Desde que la primera de ellas fue patentada en 1978, cuando Coca Cola decidió incorporarla como el envase oficial de sus gaseosas, todavía no ha transcurrido ni un décimo de su esperanza de vida, pues cada una tarda cientos de años en biodegradarse. Se trata de la famosa botella de plástico PET (sigla en inglés para Tereftalato de Polietileno), la misma que en los años setenta fue la esperanza de los ecologistas por ser la más reciclable dentro de las opciones que circulaban por el mercado. Sin embargo, hoy se ha convertido en una de sus mayores pesadillas: la biodegradación de estas botellas puede llegar a tardar hasta mil años.

Según informes de Greenpeace, cada año se producen 3.692 millones de estas botellas, lo que equivale a 117 elaboradas cada segundo. Su vida comienza en cuanto se combina un compuesto orgánico, etilenglicol, con ácido tereftálico, el cual se extrae desde el petróleo. En simple: se requiere de 100 mililitros de crudo para producir solo una botella de plástico. Una vez combinados ambos ingredientes, se crean cubos de plástico PET, referidos como pellets coloquialmente. Estos se funden a 100 °C para crear una figura similar a la de un tubo de ensayo, lo suficientemente elástica como para adecuar su forma a la del molde.
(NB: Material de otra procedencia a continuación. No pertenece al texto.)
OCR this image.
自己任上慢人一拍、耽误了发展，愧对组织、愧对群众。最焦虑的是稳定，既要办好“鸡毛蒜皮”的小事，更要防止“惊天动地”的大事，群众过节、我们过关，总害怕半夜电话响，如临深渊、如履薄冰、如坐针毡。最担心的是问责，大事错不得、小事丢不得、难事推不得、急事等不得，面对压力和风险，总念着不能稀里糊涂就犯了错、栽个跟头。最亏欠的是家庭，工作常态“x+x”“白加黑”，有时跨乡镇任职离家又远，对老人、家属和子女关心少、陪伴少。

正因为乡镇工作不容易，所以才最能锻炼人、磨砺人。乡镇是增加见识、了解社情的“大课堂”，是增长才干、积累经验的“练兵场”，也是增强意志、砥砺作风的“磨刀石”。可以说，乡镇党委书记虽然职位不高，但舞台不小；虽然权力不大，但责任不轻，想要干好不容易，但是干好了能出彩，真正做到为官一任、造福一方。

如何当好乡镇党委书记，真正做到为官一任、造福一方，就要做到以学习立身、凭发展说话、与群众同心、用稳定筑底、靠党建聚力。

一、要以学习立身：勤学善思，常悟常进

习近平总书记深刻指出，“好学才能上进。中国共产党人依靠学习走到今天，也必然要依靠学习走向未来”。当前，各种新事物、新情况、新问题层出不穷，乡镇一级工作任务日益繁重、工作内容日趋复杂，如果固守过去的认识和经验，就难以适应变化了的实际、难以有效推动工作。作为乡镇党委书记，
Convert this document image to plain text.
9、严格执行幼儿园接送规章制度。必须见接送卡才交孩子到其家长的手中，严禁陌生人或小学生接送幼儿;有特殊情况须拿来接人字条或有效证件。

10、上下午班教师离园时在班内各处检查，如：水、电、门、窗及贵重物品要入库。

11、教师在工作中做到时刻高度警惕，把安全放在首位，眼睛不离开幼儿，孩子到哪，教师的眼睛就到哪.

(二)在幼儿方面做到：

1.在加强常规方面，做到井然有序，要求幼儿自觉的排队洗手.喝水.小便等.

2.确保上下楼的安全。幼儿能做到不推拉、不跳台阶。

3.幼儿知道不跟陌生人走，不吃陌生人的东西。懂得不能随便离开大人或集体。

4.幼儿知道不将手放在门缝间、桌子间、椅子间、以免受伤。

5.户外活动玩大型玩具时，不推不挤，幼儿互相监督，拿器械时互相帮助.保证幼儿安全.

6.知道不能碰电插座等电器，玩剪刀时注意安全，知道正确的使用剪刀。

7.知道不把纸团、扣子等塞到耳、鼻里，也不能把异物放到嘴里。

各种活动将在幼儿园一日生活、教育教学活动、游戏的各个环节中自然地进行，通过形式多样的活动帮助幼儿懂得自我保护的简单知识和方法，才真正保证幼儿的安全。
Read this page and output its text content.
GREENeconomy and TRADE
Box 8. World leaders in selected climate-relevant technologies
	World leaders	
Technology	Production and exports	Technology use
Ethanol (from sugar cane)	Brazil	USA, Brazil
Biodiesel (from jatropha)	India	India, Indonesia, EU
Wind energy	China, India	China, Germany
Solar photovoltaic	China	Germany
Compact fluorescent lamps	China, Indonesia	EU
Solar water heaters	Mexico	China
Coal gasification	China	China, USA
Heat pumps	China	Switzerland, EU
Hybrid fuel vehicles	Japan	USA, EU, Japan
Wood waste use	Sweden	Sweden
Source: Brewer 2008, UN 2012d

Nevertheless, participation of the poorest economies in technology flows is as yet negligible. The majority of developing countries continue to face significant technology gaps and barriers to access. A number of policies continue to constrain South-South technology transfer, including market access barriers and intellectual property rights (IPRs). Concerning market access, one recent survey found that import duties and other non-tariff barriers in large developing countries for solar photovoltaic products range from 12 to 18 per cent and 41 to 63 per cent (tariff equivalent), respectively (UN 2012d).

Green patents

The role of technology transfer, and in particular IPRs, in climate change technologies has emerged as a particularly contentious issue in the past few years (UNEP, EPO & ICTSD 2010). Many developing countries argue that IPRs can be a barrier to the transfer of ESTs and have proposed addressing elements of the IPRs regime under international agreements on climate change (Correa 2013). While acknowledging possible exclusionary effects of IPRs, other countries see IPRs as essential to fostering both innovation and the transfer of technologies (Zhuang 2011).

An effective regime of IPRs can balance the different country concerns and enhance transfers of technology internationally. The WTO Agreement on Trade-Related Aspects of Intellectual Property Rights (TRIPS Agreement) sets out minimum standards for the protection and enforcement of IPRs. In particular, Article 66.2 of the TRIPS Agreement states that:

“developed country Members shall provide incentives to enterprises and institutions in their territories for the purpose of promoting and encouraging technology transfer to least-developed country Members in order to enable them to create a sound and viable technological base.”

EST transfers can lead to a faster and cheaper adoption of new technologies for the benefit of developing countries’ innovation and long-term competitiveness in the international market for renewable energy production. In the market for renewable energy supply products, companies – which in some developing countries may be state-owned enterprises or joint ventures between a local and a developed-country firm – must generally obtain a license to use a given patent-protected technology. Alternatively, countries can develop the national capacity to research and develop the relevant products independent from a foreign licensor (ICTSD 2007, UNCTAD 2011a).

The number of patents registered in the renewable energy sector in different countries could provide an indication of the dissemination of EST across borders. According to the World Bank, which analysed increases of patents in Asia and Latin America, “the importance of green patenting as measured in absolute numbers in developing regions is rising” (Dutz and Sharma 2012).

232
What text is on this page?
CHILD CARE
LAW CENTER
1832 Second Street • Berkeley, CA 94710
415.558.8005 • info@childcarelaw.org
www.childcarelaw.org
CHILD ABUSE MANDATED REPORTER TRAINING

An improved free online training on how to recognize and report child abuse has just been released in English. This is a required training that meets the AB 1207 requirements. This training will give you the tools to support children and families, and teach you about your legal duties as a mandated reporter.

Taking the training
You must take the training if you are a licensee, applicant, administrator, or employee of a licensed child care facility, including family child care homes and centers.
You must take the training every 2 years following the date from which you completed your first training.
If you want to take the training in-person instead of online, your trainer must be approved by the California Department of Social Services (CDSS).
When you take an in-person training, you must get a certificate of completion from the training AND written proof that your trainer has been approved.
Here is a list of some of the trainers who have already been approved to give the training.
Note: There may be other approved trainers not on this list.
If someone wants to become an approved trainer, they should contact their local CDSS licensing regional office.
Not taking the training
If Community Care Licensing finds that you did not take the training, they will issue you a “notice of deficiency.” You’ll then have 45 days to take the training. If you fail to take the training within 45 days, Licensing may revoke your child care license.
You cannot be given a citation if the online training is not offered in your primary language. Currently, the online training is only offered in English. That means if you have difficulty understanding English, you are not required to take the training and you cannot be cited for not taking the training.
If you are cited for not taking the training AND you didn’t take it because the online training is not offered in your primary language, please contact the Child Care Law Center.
Infografía sobre el aumento en la producción de botellas PET. Información obtenida de Cenem. / Gráfica por Francisco González.

Una máquina productora de botellas PET elabora 2 mil unidades por hora, es decir, al menos 16 mil unidades en un día. Esta velocidad de producción ha permitido que Chile fabrique un 83% más de botellas PET de las que está en condiciones de reciclar. Según estadísticas de la Centro de Envases y Embalajes de Chile, la producción de botellas PET se ha triplicado, sin embargo, solo se recicla el 10% de ellas.

Activismo en una botella

Según Nicolás Bär, Director Ejecutivo de la Asociación Gremial de Industriales del Plástico (Asipla), la mayor productora de plástico en Chile, el incremento en la producción de plástico trae nuevos puestos de trabajo para el país. “Creemos que la solución no es reducir el consumo de plástico si no que incentivar el reciclaje y empezar a usar el100% de las capacidades con las que hoy contamos para llevar a cabo el proceso”, dice Bär.

Los números, no obstante, no reflejan lo mismo: siguiendo los consejos de la Asipla, Chile podría reciclar 13.340 toneladas de plástico, lo que representa solo el 17,6% de lo que se genera al año.

Las promesas de Coca Cola

Coca-Cola es una de las principales empresas productoras, con más de 100 mil millones de botellas PET al año circulando en todo el mundo. En 2018, la empresa firmó un acuerdo con Televisión Nacional de Chile (TVN), llamado Actitud RE: Retorna, Recicla y Recrea. Esta campaña invitaba a incorporar hábitos más sustentables, que faciliten el traspaso de un modelo de economía lineal, donde todo es desechable, a uno circular, donde los residuos no terminan en vertederos, sino que se transforman en nuevos productos.